Petra Adamski hat ihre Bildergeschichte abends zuvor noch auf große Kartons
gedruckt und von Hand koloriert, denn auf den gewohnten Tageslichtprojektor muss sie im Wald verzichten. Im gemütlichen Rund des Brotzeitplatzes erzählt sie von den Bärenkindern Faxi und Flori, die miteinander spielen. Flori verletzt sich dabei, aber Faxi kann helfen:  Sie tröstet Flori, holt ein Pflaster und sucht Hilfe bei Erwachsenen. Jetzt dürfen die Kinder der Reihe nach am mitgebrachten Telefon einen richtigen Notruf üben. „Selber machen ist natürlich immer interessanter“, weiss Petra Adamski. Selbst die Kleinsten wählen konzentriert die 110. Aber als Petra und Johannes bunte Heftpflaster verteilen, trauen sich einige nicht gleich, dem Gegenüber „eine zu kleben“. Petra bringt Faxi und Flori, die zwei Teddies. Bei den Kuscheltieren fallen tatsächlich alle Hemmungen und schließlich wird sogar Johannes von Kopf bis Fuss zugepflastert. „So können wir den Kindern auf ganz einfache Art das Gefühl vermitteln, dass sie helfen können“, erklärt die BRK-Ausbildungsleiterin.
Dorian möchte unbedingt mal die rote Sanitäterjacke mit den schicken Reflektorstreifen anprobieren, aber angesichts der kühlen Witterung ist Johannes zu keinerlei Verhandlungen bereit. Dafür wehrt er sich nicht, als einige Jungs testen wollen, wie widerstandsfähig Stahlkappenstiefel wirklich sind. Und der Rettungssanitäter hat noch einen Trumpf zur Hand: Den Krankenwagen.

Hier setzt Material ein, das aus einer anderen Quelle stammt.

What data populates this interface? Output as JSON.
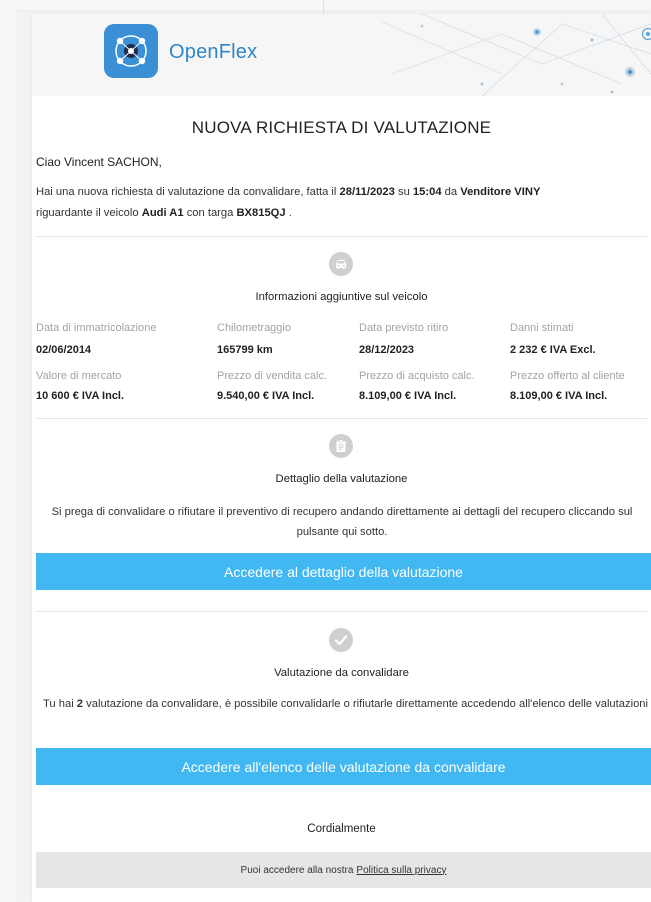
{
  "brand": {
    "name": "OpenFlex",
    "accent": "#42b8f2",
    "logo_color": "#3b8fd4"
  },
  "email": {
    "title": "NUOVA RICHIESTA DI VALUTAZIONE",
    "greeting": "Ciao Vincent SACHON,",
    "intro": {
      "p1": "Hai una nuova richiesta di valutazione da convalidare, fatta il",
      "date": "28/11/2023",
      "p2": "su",
      "time": "15:04",
      "p3": "da",
      "seller": "Venditore VINY",
      "p4": "riguardante il veicolo",
      "vehicle": "Audi A1",
      "p5": "con targa",
      "plate": "BX815QJ",
      "p6": "."
    },
    "vehicle_info": {
      "icon": "car-icon",
      "title": "Informazioni aggiuntive sul veicolo",
      "fields": [
        {
          "label": "Data di immatricolazione",
          "value": "02/06/2014"
        },
        {
          "label": "Chilometraggio",
          "value": "165799 km"
        },
        {
          "label": "Data previsto ritiro",
          "value": "28/12/2023"
        },
        {
          "label": "Danni stimati",
          "value": "2 232 € IVA Excl."
        },
        {
          "label": "Valore di mercato",
          "value": "10 600 € IVA Incl."
        },
        {
          "label": "Prezzo di vendita calc.",
          "value": "9.540,00 € IVA Incl."
        },
        {
          "label": "Prezzo di acquisto calc.",
          "value": "8.109,00 € IVA Incl."
        },
        {
          "label": "Prezzo offerto al cliente",
          "value": "8.109,00 € IVA Incl."
        }
      ]
    },
    "valuation_detail": {
      "icon": "clipboard-icon",
      "title": "Dettaglio della valutazione",
      "text": "Si prega di convalidare o rifiutare il preventivo di recupero andando direttamente ai dettagli del recupero cliccando sul pulsante qui sotto.",
      "button": "Accedere al dettaglio della valutazione"
    },
    "to_validate": {
      "icon": "checkmark-icon",
      "title": "Valutazione da convalidare",
      "text_pre": "Tu hai",
      "count": "2",
      "text_post": "valutazione da convalidare, è possibile convalidarle o rifiutarle direttamente accedendo all'elenco delle valutazioni",
      "button": "Accedere all'elenco delle valutazione da convalidare"
    },
    "closing": "Cordialmente",
    "footer": {
      "text": "Puoi accedere alla nostra",
      "link": "Politica sulla privacy"
    }
  }
}
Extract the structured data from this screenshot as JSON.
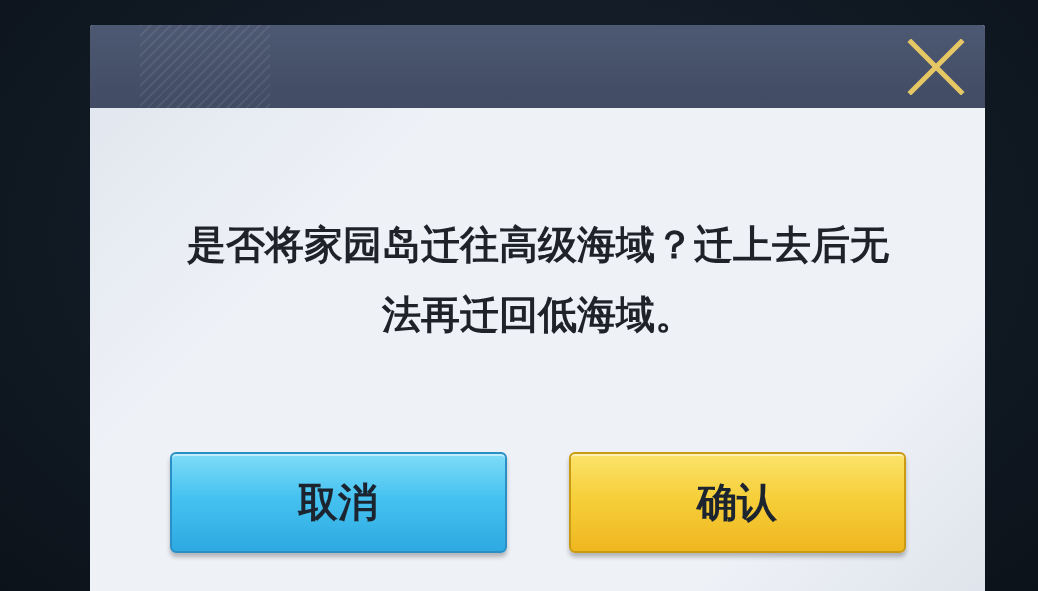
{
  "dialog": {
    "message": "是否将家园岛迁往高级海域？迁上去后无法再迁回低海域。",
    "buttons": [
      {
        "label": "取消",
        "kind": "cancel"
      },
      {
        "label": "确认",
        "kind": "confirm"
      }
    ]
  }
}
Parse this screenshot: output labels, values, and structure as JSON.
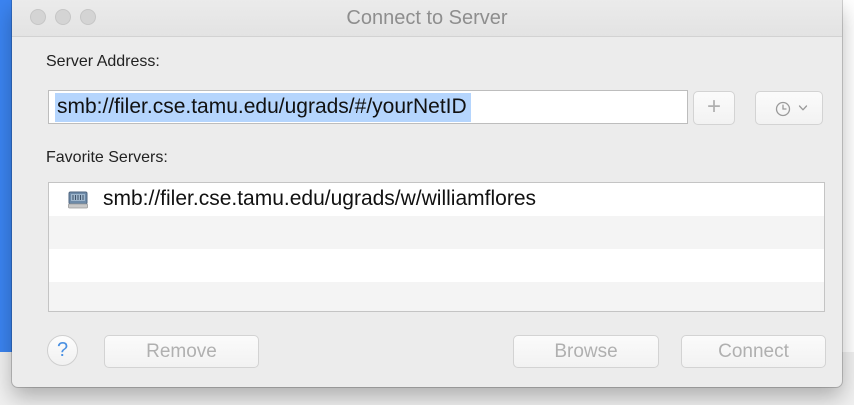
{
  "window": {
    "title": "Connect to Server"
  },
  "server": {
    "label": "Server Address:",
    "value": "smb://filer.cse.tamu.edu/ugrads/#/yourNetID",
    "add_label": "+",
    "recent_icon": "clock-icon",
    "recent_chevron_icon": "chevron-down-icon"
  },
  "favorites": {
    "label": "Favorite Servers:",
    "items": [
      {
        "icon": "server-icon",
        "label": "smb://filer.cse.tamu.edu/ugrads/w/williamflores"
      }
    ]
  },
  "buttons": {
    "help": "?",
    "remove": "Remove",
    "browse": "Browse",
    "connect": "Connect"
  },
  "colors": {
    "selection": "#b5d5fd",
    "help_accent": "#4a90e2",
    "disabled_text": "#b0b0b0",
    "desktop_accent": "#3b84f1"
  }
}
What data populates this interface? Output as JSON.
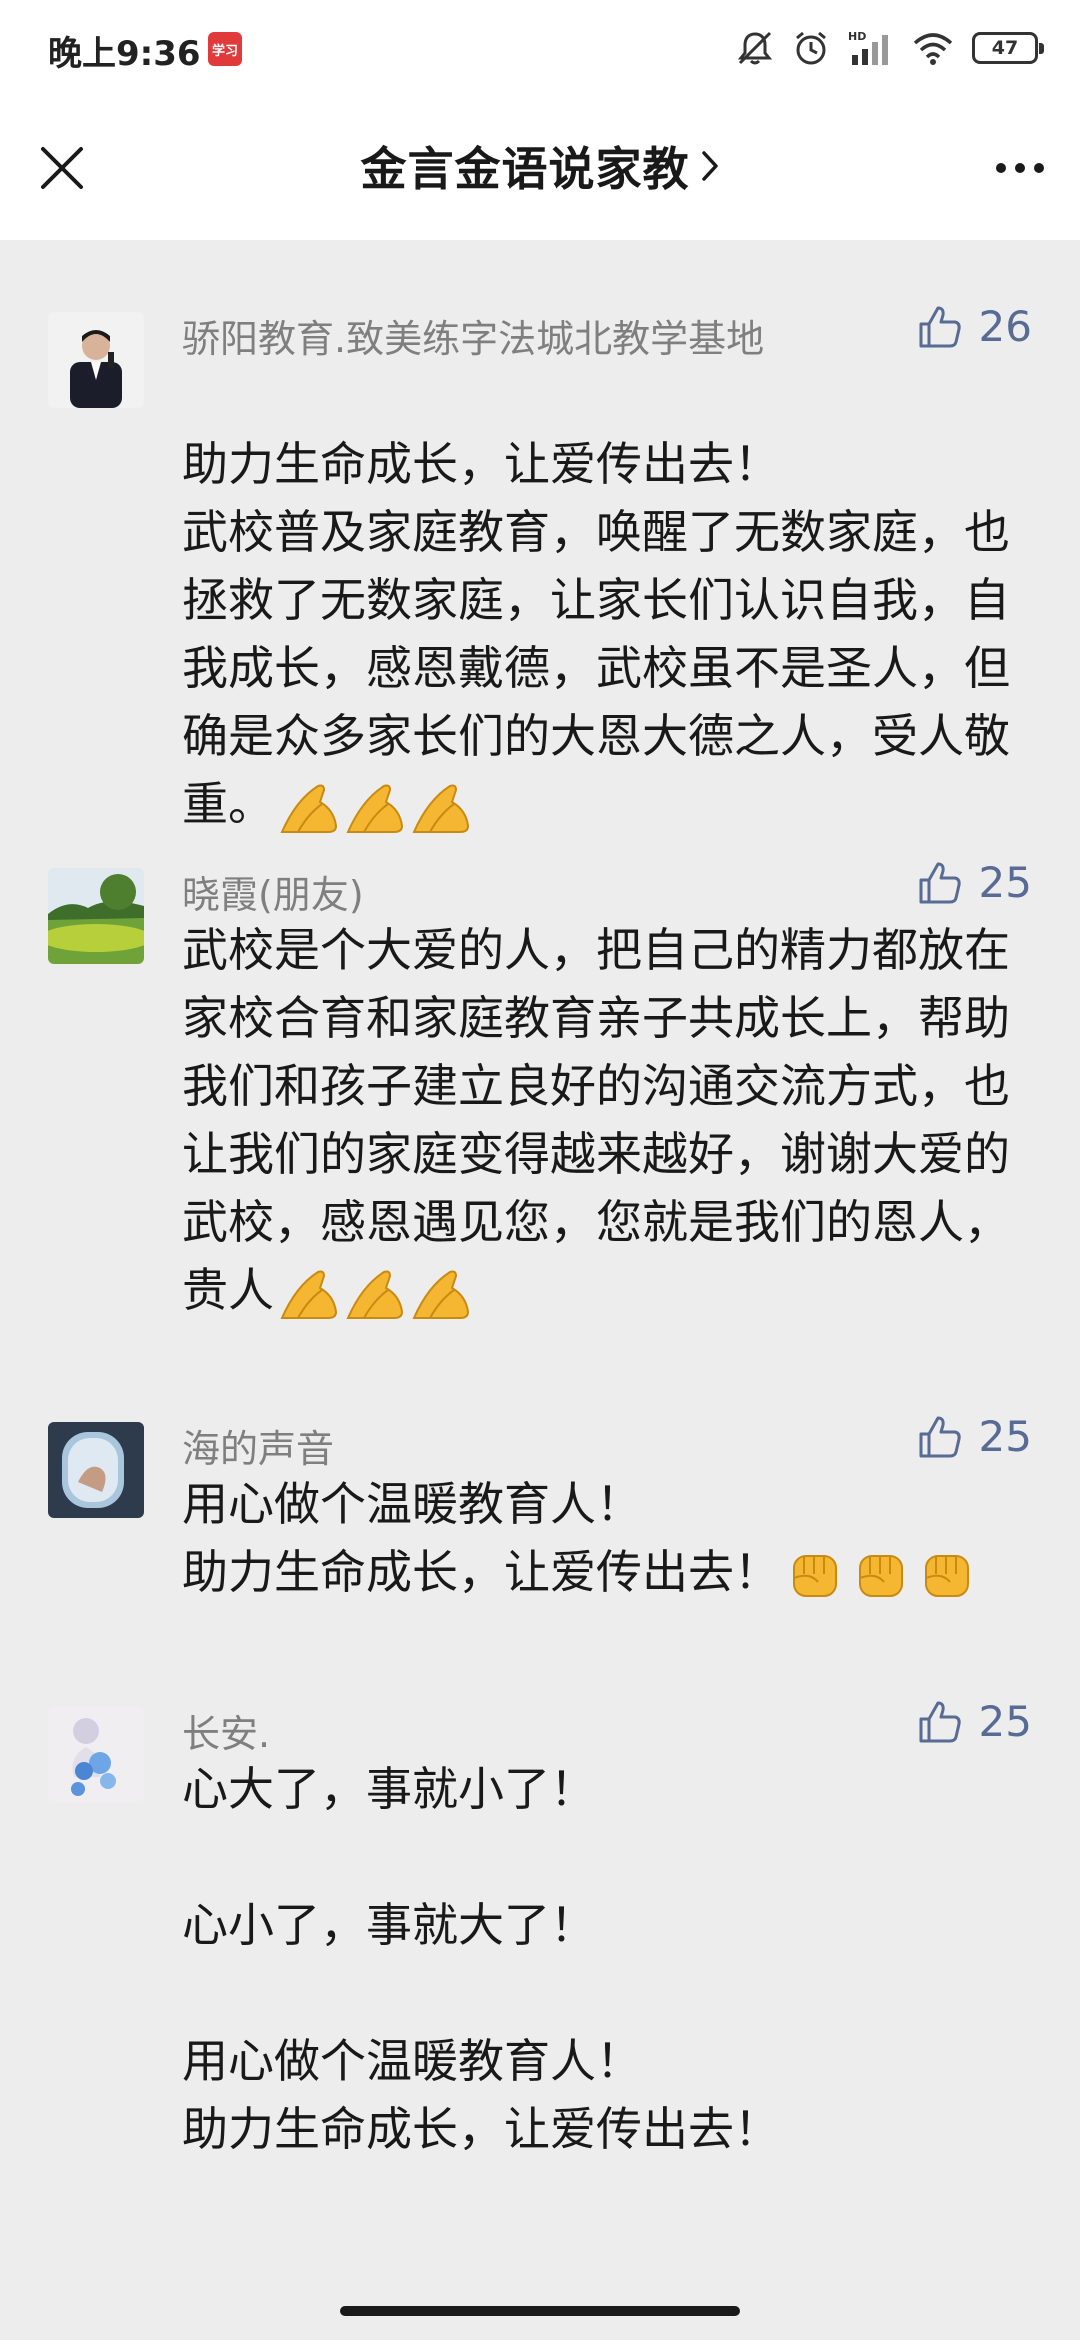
{
  "status_bar": {
    "time": "晚上9:36",
    "carrier_icon": "app-notification-icon",
    "battery": "47",
    "icons": [
      "mute-icon",
      "alarm-icon",
      "hd-signal-icon",
      "wifi-icon",
      "battery-icon"
    ]
  },
  "nav": {
    "title": "金言金语说家教",
    "close_icon": "close-icon",
    "chevron_icon": "chevron-right-icon",
    "more_icon": "more-icon"
  },
  "colors": {
    "background": "#ededed",
    "header": "#ffffff",
    "nickname": "#7f7f7f",
    "like_accent": "#576b95",
    "text": "#191919"
  },
  "comments": [
    {
      "nickname": "骄阳教育.致美练字法城北教学基地",
      "likes": "26",
      "text": "助力生命成长，让爱传出去！\n武校普及家庭教育，唤醒了无数家庭，也拯救了无数家庭，让家长们认识自我，自我成长，感恩戴德，武校虽不是圣人，但确是众多家长们的大恩大德之人，受人敬重。",
      "emoji": "folded-hands-emoji"
    },
    {
      "nickname": "晓霞(朋友)",
      "likes": "25",
      "text": "武校是个大爱的人，把自己的精力都放在家校合育和家庭教育亲子共成长上，帮助我们和孩子建立良好的沟通交流方式，也让我们的家庭变得越来越好，谢谢大爱的武校，感恩遇见您，您就是我们的恩人，贵人",
      "emoji": "folded-hands-emoji"
    },
    {
      "nickname": "海的声音",
      "likes": "25",
      "text": "用心做个温暖教育人！\n助力生命成长，让爱传出去！",
      "emoji": "raised-fist-emoji"
    },
    {
      "nickname": "长安.",
      "likes": "25",
      "text": "心大了，事就小了！\n\n心小了，事就大了！\n\n用心做个温暖教育人！\n助力生命成长，让爱传出去！",
      "emoji": ""
    }
  ]
}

Die Rettungstrage mit ihrer Vakuummatratze zum Ruhigstellen der Patienten hat es den Kindern besonders angetan. Damit können sie ihre Körperumrisse erfassen und mit denen der anderen vergleichen. Mit dem Rollstuhl und viel Gelächter geht es auf dem holprigen Waldweg auf und ab. Johannes staunt, was die Kinder schon alles über seine Gerätschaften wissen: Blutdruckmessgerät, Stethoskop, sogar der Beatmungsbeutel - alles schon bekannt! Aber bei Johannes und Petra selbst den Herzschlag abhören dürfen, das ist schon etwas ganz Besonderes! Am Schluss stecken alle kichernd unter einer goldenen Rettungsdecke. Nach dem aufregenden Kurs bleiben Petra und Johannes noch auf ein Schwätzchen zur Brotzeit. Jetzt können ihnen die Kinder Neues erzählen: über ihr Leben im Wald. Der Abschied fällt schwer, auch wenn es für jeden ein Päckchen mit Verbandmaterial zum Üben und eine echte Urkunde zum bestandenen „Trau Dich“-Kurs gibt. Johannes spielt noch etwas auf dem von den Waldkindern gebastelten Klangstab-Klavier. „Voll cool“ findet er das. Und als der Rettungswagen noch einmal zum Gruß mit seinem Blaulicht blinkt, bevor er endgültig im Wald verschwindet, sind sich alle einig: „Keiner ist zu klein, um Helfer zu sein!“

Waldkindergarten - was ist das? Im Wald- oder Naturkindergarten halten sich die Kinder die ganze Zeit und bei jedem Wetter im Freien auf. Für Extremfälle steht ihnen allerdings ein Schutzraum, in der Regel ein Bauwagen, zur Verfügung. Waldkinder machen alles, was Kinder in „normalen“ Kindergärten auch tun, nur eben warm verpackt an der frischen Luft. Viel Bewegung und gemeinsames Spiel mit natürlichen Materialien statt vorgefertigter Spielsachen sollen Motorik, Intelligenz, Konzentrations-  und Kommunikationsfähigkeit gleichermaßen fördern. Studien haben gezeigt, dass Waldkinder im Vergleich gesünder, ausgeglichener und selbstbewußter sind. Inzwischen gibt es schon über 400 Waldkindergärten in Deutschland, an die 100 davon in Bayern.